Finite Loop Mews

Beggars’ Belief.

Mother said we couldn't afford to think. she absolutely forbade anyone getting ideas,  not just above their station, but any kind of ideas at all. at least ideas of our own.

Other peoples' ideas were totally ok. just not home grown wisdom, or clue or even inkling. "don't let me catch you having any notions, or you'll not be able to sit down for a week” she would say.

I think I was 11 and Sasha was probably 7 when we first were sent out on the streets to panhandle for some thoughts. the phrase "a penny for them" was not an idle one. we left the house with a purse full of old coins, and woe betide us if we did not return with our brains brimming with burgeoning propositions, to put to her.

Would the sun come up tomorrow? what should we have for dinner? why were people mean? How could you clean up after a cat? what was well tempered? how many lies had Boris Johnsen told? was democracy doomed? should we stop advertising on social media? did 5G infect people? Should you put peas in paella? did people really land on the moon? did the Illuminati  convene Bretton Woods? are there more integers that irrational numbers? was that true before? If a computer proved something, why should we humans believe it? what would guarantee her sourdough would work every time? you know the sort of thing.

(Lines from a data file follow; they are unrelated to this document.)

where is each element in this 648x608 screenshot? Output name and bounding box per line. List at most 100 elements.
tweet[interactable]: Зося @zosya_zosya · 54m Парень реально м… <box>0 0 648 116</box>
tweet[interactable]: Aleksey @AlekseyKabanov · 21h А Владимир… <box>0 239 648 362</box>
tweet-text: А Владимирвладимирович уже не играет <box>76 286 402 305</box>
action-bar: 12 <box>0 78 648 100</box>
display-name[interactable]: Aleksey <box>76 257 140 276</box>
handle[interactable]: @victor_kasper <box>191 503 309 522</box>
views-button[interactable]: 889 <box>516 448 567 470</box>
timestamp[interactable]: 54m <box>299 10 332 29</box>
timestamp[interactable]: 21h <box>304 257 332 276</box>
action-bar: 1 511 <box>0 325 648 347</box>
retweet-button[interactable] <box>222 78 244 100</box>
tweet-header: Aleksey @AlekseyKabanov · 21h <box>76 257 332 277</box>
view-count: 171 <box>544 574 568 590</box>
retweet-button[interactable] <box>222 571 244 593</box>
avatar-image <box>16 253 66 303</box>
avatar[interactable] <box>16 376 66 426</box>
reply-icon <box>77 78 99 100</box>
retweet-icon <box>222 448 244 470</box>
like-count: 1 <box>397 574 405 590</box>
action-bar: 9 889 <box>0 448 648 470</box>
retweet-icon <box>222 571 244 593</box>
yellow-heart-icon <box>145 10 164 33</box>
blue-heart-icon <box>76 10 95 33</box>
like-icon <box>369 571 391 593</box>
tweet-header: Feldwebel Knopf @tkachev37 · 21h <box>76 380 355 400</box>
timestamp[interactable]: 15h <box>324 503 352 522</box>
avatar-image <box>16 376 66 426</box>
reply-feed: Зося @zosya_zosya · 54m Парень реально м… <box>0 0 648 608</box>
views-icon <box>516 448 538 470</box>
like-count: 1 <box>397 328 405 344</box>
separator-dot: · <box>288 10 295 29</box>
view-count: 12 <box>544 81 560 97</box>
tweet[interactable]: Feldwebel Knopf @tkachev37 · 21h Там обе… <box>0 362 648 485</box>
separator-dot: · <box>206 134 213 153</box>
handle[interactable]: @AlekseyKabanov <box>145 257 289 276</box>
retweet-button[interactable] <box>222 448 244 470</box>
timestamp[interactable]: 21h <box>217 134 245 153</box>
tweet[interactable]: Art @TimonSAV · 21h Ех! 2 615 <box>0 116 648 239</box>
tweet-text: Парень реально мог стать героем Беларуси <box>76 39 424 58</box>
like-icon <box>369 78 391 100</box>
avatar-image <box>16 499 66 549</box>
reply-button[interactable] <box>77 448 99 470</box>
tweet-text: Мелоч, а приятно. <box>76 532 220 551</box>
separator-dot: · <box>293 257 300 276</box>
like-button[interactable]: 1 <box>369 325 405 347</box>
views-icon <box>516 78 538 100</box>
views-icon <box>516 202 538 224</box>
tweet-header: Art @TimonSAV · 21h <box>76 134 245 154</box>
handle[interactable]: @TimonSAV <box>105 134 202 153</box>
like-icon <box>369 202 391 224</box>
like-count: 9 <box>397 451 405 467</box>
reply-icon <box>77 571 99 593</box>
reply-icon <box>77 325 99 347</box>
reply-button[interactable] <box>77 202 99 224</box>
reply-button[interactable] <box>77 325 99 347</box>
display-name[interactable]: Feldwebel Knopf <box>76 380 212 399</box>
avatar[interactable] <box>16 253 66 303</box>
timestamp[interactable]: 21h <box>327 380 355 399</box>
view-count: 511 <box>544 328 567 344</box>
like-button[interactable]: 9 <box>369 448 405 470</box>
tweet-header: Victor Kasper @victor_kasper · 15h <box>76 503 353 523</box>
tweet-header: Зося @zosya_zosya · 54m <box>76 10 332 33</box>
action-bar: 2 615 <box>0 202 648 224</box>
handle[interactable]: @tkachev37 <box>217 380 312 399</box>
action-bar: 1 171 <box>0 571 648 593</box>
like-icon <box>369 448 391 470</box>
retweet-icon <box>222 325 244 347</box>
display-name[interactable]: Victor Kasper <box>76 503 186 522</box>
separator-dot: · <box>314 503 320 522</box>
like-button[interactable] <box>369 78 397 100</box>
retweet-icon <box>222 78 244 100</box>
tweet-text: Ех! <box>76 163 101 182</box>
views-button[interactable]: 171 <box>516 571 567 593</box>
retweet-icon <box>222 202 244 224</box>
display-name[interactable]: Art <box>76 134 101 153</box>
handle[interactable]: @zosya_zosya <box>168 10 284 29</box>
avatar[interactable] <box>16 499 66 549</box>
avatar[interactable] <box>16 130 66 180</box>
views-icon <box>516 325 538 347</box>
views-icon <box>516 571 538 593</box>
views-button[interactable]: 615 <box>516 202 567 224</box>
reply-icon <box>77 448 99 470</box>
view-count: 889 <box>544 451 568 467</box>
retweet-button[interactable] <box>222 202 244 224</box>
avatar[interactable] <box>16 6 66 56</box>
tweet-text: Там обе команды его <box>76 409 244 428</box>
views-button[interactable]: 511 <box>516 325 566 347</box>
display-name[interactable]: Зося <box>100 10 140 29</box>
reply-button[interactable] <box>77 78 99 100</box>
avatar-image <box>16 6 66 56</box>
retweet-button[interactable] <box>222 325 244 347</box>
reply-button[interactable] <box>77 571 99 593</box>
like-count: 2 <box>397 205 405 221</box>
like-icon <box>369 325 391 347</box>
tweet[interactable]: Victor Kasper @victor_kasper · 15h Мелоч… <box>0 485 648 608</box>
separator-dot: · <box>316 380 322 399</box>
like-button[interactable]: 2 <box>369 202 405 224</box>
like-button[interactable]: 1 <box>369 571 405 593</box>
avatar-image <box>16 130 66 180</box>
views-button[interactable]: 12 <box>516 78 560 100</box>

I began to wonder what she did with all these answers we bought back. firstly, even after only one year,  there must be so many things to recall - how did she organise these into some structure, the way the rooms of the house all served special purposes, or the streets of the city made sense when you wanted to get to the cathedral, or the stock exchange or the fish market or the street we did most of our begging on, Fleet Street.

In olden times, someone told us, you could hear a lot of stories here that were important parts of everyone's knowledge, to know how to comport themselves, and to choose different paths in life, and generally make decisions that would benefit oneself but also, all the people around one. But now, we learned, things had become much less certain. We had to ask about uncertainty, and got lost for a while in the wonders of quantum physics, until a  naive looking priest explained to us about priors and posteriors (we thought he looked a bit like a nun with a big backside so we had a laugh about that).

And now we are lost as we cannot figure out what to believe. and mother won't help. she asks us why we need to believe one thing more than another. why can't we just know lots of things that are false and lots of things that are true? is it not enough just to accumulate knowledge whether it is right or wrong? who are we to make value judgements, she exclaimed often.

I wonder if the problem was that she had no idea who our father was. Of course we do. everyone told us. But that was the one thing she wouldn't hear.